The median age in the city was 42 years. 25% of residents were under the age of 18; 9.3% were between the ages of 18 and 24; 18.9% were from 25 to 44; 28.2% were from 45 to 64; and 18.8% were 65 years of age or older. The gender makeup of the city was 59.4% male and 40.6% female.

===2000 census===
As of the census of 2000, there were 24 people, 11 households, and 8 families living in the city. The population density was 114.6 PD/sqmi. There were 11 housing units at an average density of 52.5 /sqmi.
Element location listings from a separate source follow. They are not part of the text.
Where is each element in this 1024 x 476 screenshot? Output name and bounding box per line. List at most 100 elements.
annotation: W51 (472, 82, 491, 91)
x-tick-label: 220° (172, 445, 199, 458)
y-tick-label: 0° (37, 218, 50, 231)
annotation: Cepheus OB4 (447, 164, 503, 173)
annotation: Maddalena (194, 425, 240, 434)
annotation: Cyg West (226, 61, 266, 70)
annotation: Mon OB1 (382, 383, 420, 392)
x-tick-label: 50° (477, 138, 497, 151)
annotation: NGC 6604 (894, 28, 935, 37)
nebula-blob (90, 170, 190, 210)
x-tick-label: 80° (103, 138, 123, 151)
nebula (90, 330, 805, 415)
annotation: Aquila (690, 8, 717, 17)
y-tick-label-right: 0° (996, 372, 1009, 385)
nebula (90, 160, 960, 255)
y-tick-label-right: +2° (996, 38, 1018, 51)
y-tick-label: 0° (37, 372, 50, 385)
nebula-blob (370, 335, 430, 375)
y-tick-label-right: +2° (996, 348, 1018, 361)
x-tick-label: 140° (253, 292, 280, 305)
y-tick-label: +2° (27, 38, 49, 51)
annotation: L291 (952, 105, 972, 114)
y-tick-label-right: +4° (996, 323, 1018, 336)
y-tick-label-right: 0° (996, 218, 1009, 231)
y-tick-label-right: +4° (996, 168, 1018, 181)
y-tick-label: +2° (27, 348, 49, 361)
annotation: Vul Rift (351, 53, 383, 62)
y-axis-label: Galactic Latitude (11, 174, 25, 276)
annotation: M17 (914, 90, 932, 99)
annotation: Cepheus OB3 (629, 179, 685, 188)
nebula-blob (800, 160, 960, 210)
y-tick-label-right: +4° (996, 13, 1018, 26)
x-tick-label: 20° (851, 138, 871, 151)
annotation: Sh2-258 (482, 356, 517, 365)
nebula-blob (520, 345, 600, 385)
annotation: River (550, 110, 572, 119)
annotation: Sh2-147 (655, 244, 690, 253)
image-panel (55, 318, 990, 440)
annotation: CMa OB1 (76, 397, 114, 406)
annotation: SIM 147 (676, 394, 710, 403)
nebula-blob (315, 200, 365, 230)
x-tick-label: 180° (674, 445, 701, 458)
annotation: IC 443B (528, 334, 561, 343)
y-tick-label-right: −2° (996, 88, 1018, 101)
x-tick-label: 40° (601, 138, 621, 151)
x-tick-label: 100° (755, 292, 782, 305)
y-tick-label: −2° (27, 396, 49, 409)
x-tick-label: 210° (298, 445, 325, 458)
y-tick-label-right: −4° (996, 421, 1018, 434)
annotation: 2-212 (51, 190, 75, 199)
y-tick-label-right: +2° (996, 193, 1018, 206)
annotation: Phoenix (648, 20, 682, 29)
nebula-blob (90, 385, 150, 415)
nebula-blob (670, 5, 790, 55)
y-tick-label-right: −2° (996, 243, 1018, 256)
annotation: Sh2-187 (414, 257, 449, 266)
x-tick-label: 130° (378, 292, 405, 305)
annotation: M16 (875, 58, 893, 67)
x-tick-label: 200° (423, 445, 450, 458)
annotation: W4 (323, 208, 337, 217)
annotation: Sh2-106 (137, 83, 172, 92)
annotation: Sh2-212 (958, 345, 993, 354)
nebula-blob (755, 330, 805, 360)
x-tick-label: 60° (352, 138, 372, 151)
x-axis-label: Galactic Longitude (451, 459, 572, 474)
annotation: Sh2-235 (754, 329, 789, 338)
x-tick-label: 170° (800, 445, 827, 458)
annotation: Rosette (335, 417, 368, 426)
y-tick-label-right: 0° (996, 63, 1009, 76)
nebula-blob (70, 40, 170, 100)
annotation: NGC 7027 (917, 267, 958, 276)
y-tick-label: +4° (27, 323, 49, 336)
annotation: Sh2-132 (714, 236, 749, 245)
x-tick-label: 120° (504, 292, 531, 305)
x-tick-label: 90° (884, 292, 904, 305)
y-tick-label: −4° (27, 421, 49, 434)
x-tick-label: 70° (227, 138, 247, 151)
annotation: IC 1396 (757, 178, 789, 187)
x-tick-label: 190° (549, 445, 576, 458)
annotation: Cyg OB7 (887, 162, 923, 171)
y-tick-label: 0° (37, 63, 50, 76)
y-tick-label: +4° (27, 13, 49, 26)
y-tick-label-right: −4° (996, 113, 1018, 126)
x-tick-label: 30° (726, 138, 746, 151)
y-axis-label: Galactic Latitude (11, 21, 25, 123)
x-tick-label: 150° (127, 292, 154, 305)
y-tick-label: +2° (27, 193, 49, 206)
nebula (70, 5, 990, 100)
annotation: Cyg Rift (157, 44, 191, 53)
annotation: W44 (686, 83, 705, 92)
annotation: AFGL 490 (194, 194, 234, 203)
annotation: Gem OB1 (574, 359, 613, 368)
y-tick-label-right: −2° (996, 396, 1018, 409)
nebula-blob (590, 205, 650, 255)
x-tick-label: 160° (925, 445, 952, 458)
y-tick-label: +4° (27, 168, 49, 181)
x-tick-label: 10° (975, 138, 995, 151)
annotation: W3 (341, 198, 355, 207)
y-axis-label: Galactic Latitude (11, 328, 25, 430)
The racial makeup of the city was 100.00% White.

There were 11 households, out of which 9.1% had children under the age of 18 living with them, 54.5% were married couples living together, 27.3% had a female householder with no husband present, and 18.2% were non-families. 18.2% of all households were made up of individuals, and 18.2% had someone living alone who was 65 years of age or older. The average household size was 2.18 and the average family size was 2.33.

In the city, the population was spread out, with 8.3% under the age of 18, 8.3% from 18 to 24, 16.7% from 25 to 44, 20.8% from 45 to 64, and 45.8% who were 65 years of age or older. The median age was 60 years. For every 100 females, there were 71.4 males. For every 100 females age 18 and over, there were 69.2 males.

The median income for a household in the city was $30,000, and the median income for a family was $31,250. Males had a median income of $43,750 versus $14,375 for females. The per capita income for the city was $15,822. There were no families and 11.1% of the population living below the poverty line, including no under eighteens and 21.4% of those over 64.